Item 5 of the Schedule 13D is amended and restated in its entirety as follows:

(a) Based on the 11,810,699 shares of Common Stock of the Company (which includes 241,000 shares of Common Stock reserved for issuance upon the exercise of outstanding vested stock options) outstanding as of August 24, 2018 (as disclosed in the Merger Agreement), the Reporting Person is the beneficial owner of 961,357 shares of Common Stock, including 100,000 shares of Common Stock issuable upon the exercise of vested stock options held by the Reporting Person (collectively, the “Reported Shares”), representing approximately 8.1% of the issued and outstanding Common Stock of the Company. The Reported Shares include 36,093 shares of Common Stock held by the Jonathan Garfield Family Trust (the “Family Trust”) by virtue of the fact that the trustee is the Reporting Person’s wife, Ms. Celia J. Hartmann.

(b) The Reporting Person has the sole power to vote or direct the vote of, and to dispose of or direct the disposition of, all of the Reported Shares except the 36,093 shares of Common Stock held by the Family Trust. The Reporting Person may be deemed to share with his wife, trustee for the Family Trust, voting and dispositive power with respect to the 36,093 Reported Shares held by the Family Trust. Ms. Celia J. Hartmann’s business address is The Metropolitan Museum of Art, 1000 Fifth Avenue, New York, NY 10028, and her principal occupation is Senior Associate for Archival Processing. During the past five years, Ms. Hartmann has not been convicted in any criminal proceeding described in Item 2(d) of Schedule 13D nor has she been a party to any civil proceeding described in Item 2(e) of Schedule 13D. Ms. Hartmann is a citizen of the United States and a resident of New York.

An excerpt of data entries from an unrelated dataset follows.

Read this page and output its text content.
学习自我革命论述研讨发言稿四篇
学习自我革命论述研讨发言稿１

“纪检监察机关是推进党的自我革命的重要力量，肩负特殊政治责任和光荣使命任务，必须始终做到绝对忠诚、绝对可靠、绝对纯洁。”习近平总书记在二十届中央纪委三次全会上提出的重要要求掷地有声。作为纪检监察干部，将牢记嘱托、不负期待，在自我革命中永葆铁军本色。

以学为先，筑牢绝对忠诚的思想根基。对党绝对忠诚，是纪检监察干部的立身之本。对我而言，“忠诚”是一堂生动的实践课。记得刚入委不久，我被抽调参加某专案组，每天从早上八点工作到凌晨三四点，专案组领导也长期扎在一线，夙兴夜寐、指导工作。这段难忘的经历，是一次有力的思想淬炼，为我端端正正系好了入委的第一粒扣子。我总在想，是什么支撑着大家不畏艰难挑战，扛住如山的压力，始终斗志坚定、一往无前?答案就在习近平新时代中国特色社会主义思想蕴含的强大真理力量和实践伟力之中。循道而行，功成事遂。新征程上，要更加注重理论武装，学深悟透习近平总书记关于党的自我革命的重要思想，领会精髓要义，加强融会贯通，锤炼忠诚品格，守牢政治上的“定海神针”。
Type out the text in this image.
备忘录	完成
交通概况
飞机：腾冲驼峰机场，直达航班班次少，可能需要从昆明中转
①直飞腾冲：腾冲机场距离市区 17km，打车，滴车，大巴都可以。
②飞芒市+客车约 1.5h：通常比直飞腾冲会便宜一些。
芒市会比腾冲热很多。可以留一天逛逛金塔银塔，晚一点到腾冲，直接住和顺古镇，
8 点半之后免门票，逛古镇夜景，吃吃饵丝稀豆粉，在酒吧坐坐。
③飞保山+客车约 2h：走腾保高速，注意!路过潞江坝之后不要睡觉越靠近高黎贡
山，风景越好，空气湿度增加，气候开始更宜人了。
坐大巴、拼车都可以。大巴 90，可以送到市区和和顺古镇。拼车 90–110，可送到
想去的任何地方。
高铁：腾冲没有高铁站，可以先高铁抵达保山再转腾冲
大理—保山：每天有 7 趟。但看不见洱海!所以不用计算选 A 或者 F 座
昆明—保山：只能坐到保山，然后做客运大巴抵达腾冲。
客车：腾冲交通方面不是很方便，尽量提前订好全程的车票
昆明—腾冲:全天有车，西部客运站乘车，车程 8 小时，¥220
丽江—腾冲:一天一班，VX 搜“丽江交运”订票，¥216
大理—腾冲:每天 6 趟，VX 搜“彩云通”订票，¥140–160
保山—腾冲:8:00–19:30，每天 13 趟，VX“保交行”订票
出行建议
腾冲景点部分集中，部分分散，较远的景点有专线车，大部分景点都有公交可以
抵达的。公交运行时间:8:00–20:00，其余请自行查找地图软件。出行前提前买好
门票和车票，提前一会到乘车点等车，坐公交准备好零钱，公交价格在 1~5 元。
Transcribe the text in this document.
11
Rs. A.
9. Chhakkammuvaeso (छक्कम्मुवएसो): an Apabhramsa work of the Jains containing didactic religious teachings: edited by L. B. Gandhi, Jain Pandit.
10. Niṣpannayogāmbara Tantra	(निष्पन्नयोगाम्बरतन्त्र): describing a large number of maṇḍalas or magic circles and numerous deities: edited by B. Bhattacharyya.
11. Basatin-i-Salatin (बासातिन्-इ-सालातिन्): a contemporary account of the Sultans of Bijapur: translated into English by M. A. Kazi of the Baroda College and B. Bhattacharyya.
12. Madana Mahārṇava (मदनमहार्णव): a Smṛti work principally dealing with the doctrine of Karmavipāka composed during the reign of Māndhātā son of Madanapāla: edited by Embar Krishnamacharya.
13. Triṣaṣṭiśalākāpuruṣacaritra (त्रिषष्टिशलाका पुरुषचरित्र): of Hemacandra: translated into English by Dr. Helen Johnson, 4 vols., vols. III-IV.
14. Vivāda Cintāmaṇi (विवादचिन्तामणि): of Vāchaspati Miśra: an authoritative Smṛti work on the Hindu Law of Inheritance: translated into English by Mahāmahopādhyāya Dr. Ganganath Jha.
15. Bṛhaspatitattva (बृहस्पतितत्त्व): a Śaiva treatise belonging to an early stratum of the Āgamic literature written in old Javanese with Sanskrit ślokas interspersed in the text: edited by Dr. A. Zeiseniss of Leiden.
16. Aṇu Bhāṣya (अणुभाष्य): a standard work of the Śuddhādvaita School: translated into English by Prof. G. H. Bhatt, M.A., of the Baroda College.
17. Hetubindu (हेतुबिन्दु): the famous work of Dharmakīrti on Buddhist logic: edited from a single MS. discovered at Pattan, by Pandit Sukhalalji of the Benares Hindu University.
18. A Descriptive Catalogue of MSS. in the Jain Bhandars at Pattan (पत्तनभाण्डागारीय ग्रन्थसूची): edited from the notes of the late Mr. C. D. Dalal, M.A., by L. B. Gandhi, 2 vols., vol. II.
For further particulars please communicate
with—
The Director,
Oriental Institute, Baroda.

(c) Except as described herein, the Reporting Person has not effected any transactions in the Reported Shares during the past sixty days.

(d) With respect to the 36,093 Reported Shares held by the Family Trust, the Family Trust has the right to receive dividends from, or the proceeds from the sale of, such Reported Shares.

(e) Not applicable.


Item 6.

Contracts, Arrangements, Understandings or Relationships with Respect to Securities of the Issuer.

Item 6 of the Schedule 13D is hereby amended and supplemented by adding the following:

The matters set forth in Item 4 above are incorporated into this Item 6 by reference as if fully set forth herein.

 

Item 7.

Contracts, Arrangements, Understandings or Relationships with Respect to Securities of the Issuer.

Item 7 of the Schedule 13D is hereby amended to add the following exhibit:

 

    Exhibit 99.5 -   Tender and Support Agreement, by and among Jonathan Garfield, Jonathan T. Garfield 2016 Qualified Annuity Trust, Jonathan Garfield Family Trust, Moody’s Corporation and Moody’s Analytics Maryland Corp., dated August 29, 2018 (incorporated by reference to Exhibit 99.1 to the Form 8-K filed by Reis, Inc. on August 30, 2018).


Signatures

After reasonable inquiry and to the best of my knowledge and belief, I certify that the information set forth in this statement is true, complete and accurate.